Betrian announces that the NavTrain driver navigation system will be fully prepared for the launch of Digital orders (also known as List of valid restrictions) from Správa železnic (SŽ). The launch is planned for the end of 2025 and will bring a major change: the responsibility for delivering information about planned restrictions to the driver (e.g. speed restrictions, track closures, or other limitations) will shift from SŽ to the railway operators.

NavTrain will include everything necessary to ensure that the driver has all required information readily available. This will be made possible thanks to close cooperation with SŽ, which will provide data interfaces for this purpose. The integration of these new functionalities is currently underway, and we expect to have a test version available at the beginning of September.
The Digital orders feature will add further track condition information to NavTrain, supplementing the existing data from the Line condition tables. Drivers will then be able to view everything in a user-friendly application. “There will be no need to search for orders in emails or archive paper copies, nor to look anything up manually. NavTrain will display the full detail of a digital order directly within the current train route in real time,” says Martin Smejkal, NavTrain Project Manager at Betrian.
All necessary information about the current and upcoming functionalities of NavTrain can be found here.
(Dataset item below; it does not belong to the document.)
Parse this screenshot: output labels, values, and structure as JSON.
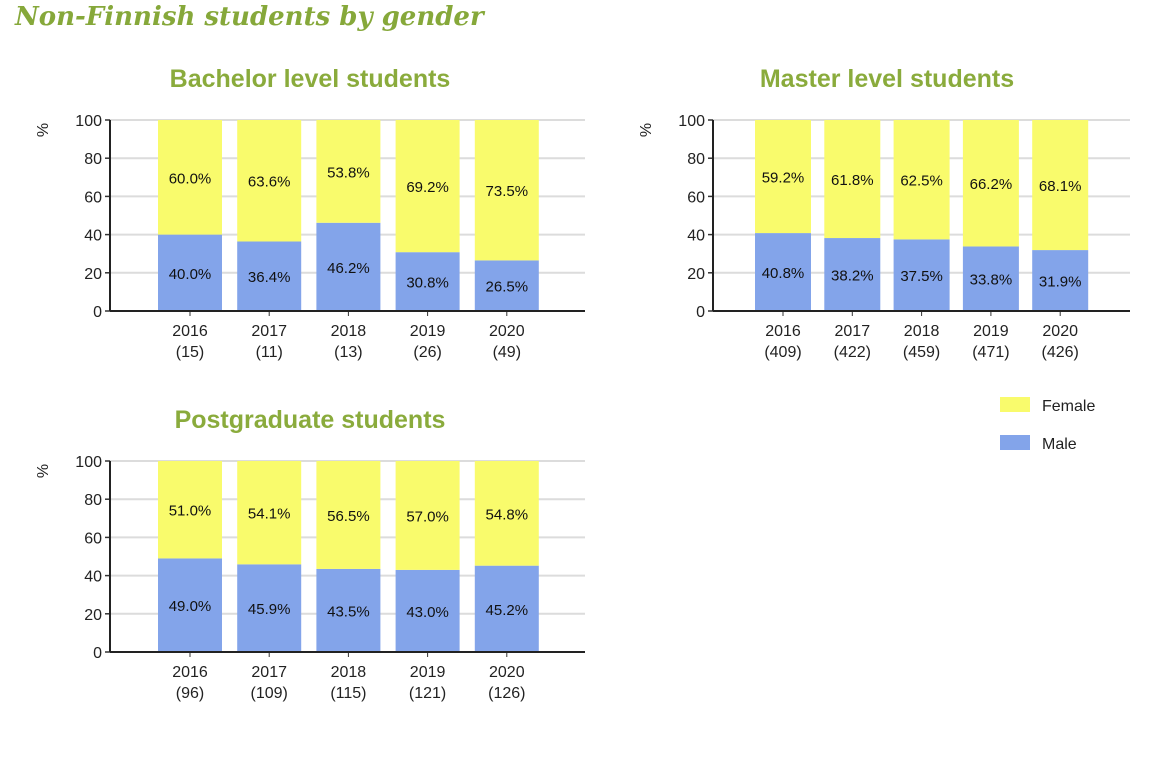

“The integration of Digital orders is another step toward a paperless and safer railway. Our goal is to ensure that drivers have all the information they need for their work in a paperless, unambiguous, and easily accessible way. And this applies not only to NavTrain but also to our other driver-oriented systems such as EVP, NavSIM nebo DPS,“ adds Petr Sec, co-owner of Betrian.
Betrian Group
Since 2018, the Betrian Group has been focusing on the rail sector in addition to hardware and software development and process digitalization. It is developing the NavSuite ecosystem, which is designed to optimise the planning, monitoring and management of rail traffic. It simplifies complex logistics processes, from planning commodity shipments to managing locomotive maintenance, planning driver shifts and providing real-time navigation support.